Almost thirty handsome, healthy and educated men ended up with proper papers. They all put them to wash pots except him, who became straight kitchen assistant, in a place His Majesty frequently visited. Between a Spaniard and a Colombian, Su-Majes-tad-es-co-ja.
He lived in a room with no windows, literally four walls. He worked nights, saw no sunlight, slept on a cot, back-to-back with another immigrant, until what had to happen happened: he became depressed. Your story is similar to mine. When he tells me, “I’ve been to this place, I was wondering why the hell I came here,” I interrupt him, “And
what did you answer?” He looks at me in bewilderment. The question is rhetorical in his case; in mine it’s probably an epitaph.
It couldn’t be otherwise, his story has improved and now he’s his own boss. He seems content. She’s no longer learning French or English, “but now I speak Spanish better.” A cold zigzag runs down my spine. For those who don’t understand, I have no way of explaining. With this phrase he summed up his castration, the inevitable toll of the immigrant who “integrates”: dissolves.
the envoy
The father interrupts our journey through the aisles of the market to tell me what his goal was from minute one: the story of his son.
He’s twenty-two years old and a successful businessman, he says he owns an Ecuadorian restaurant in upscale Madrid, a brutal place, he adds; It is touching to hear him use these words, which are obviously not his own. El Hijo’s restaurant has been featured on TV, newspapers, radio and networks. He shows me photos. It is sort of an EU “approved” site. You understand me.
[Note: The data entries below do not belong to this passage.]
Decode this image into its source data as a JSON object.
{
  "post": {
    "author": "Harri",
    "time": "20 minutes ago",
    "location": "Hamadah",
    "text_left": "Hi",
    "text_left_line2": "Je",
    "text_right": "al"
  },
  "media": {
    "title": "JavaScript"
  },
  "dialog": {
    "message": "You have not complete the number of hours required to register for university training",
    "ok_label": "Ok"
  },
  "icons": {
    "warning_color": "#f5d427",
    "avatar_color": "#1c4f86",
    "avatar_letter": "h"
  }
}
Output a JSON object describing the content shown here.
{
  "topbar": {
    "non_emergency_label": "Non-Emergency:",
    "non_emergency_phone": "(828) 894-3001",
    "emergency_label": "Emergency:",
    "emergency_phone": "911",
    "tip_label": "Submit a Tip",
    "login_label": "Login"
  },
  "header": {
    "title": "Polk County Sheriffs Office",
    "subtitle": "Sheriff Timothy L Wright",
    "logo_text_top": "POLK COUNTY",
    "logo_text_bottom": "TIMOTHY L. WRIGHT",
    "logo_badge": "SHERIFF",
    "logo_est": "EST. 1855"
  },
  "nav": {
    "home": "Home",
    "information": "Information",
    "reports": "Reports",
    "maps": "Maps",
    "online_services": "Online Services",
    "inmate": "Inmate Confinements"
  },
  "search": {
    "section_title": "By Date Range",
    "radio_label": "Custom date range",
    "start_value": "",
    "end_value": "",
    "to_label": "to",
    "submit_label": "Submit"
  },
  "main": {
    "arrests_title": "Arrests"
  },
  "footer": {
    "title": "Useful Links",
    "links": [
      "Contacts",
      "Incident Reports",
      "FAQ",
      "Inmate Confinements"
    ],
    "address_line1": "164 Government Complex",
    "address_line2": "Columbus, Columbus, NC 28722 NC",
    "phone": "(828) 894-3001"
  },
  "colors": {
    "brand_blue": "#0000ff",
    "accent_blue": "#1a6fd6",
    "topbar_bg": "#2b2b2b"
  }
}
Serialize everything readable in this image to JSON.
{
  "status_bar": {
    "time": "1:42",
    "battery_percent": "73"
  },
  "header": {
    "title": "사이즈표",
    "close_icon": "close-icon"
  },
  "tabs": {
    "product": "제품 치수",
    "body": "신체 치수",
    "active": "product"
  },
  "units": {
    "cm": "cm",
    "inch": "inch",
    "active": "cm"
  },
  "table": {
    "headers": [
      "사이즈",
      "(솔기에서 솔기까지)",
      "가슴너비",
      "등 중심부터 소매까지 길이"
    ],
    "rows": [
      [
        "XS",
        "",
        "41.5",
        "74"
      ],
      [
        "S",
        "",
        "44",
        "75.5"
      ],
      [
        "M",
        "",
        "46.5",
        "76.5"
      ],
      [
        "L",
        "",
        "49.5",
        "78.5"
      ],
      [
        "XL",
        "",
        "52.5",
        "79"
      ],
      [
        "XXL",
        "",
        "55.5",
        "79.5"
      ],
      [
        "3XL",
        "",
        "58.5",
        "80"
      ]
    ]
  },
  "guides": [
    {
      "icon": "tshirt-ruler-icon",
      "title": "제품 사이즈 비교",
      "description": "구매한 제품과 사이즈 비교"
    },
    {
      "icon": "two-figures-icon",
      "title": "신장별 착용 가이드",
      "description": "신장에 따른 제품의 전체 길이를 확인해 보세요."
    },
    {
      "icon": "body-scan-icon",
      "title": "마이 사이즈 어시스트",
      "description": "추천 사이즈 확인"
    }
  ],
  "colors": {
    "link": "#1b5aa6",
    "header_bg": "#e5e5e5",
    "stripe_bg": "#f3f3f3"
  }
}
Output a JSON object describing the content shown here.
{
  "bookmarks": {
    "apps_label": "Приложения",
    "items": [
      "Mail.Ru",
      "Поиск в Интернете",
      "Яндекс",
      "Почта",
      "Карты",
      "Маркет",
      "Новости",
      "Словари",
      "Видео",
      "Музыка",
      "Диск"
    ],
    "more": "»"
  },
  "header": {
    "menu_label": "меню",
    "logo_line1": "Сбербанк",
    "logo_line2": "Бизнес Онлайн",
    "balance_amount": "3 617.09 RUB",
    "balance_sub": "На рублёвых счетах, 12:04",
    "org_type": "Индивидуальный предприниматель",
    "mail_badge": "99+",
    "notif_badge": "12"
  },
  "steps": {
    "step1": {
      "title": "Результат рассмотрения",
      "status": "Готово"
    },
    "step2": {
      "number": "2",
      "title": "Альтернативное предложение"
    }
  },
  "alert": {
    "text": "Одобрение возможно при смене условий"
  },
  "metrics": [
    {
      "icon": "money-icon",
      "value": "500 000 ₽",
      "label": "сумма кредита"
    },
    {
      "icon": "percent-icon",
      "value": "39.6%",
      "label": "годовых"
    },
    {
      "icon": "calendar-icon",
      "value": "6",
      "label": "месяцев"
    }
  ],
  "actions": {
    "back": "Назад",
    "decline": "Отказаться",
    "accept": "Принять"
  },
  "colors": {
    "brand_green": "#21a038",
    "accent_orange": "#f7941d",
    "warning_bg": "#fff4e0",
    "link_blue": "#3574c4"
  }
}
The latter is what El Padre tells me in front of Tony Rosado languishing there, on a wall poster (I’m not making it up, it would be a very chabona mise en scène). Coincidence makes me understand that El Hijo is also an emigrant who left this cumbia, fried food and ceviche market for Madrid, where Ecuadorians, if at all, wear uniform. Tony Rosado couldn’t make that jump. Tony Rosado stays in the market.
she
– I came running out of the… What’s it called?
–…
– That they said there was… the beef… the beef…
– The recession?
-It is!
A compatriot of hers earned more money here caring for the elderly than in Ecuador as a chemistry teacher. He decided to try his luck. Her husband -The Father-, less than
She didn’t see it right, how should she go alone, leaving behind the child (of months) that had cost her so much that money wasn’t everything in life… “But I didn’t pay attention to her and I am came”.
He narrates his early works without using the appropriate word: slavery. As far as it goes, it is what it was. In six months she paid off her debts, including the plane ticket, and was able to send for her husband, son and mother-in-law. “I don’t regret it, but it’s the hardest thing to go through. “I was taking care of the little ones, that’s where I had mine,” she tells me, murmuring, “my soul is broken.”
When I look at his photo, I actually see his broken soul, although calm. The vitiligo that has discolored his hands and part of his face is called melancholy in some countries. Back to Ecuador? “I love my country, but we don’t know anyone there anymore, we would be strangers.” In addition, El Hijo does not want to return, “and since I only have one son, I will stay where he is.”
“I have already suffered what I had to suffer”: this is the calm that this woman exudes after making this journey, getting to the bottom of the pain and returning to tell it.
Sorry, I’m correcting: and live to tell, because as those of us who left one day know, the same person never comes back or returns to the same place.
That’s never coming back
You only begin to understand it later.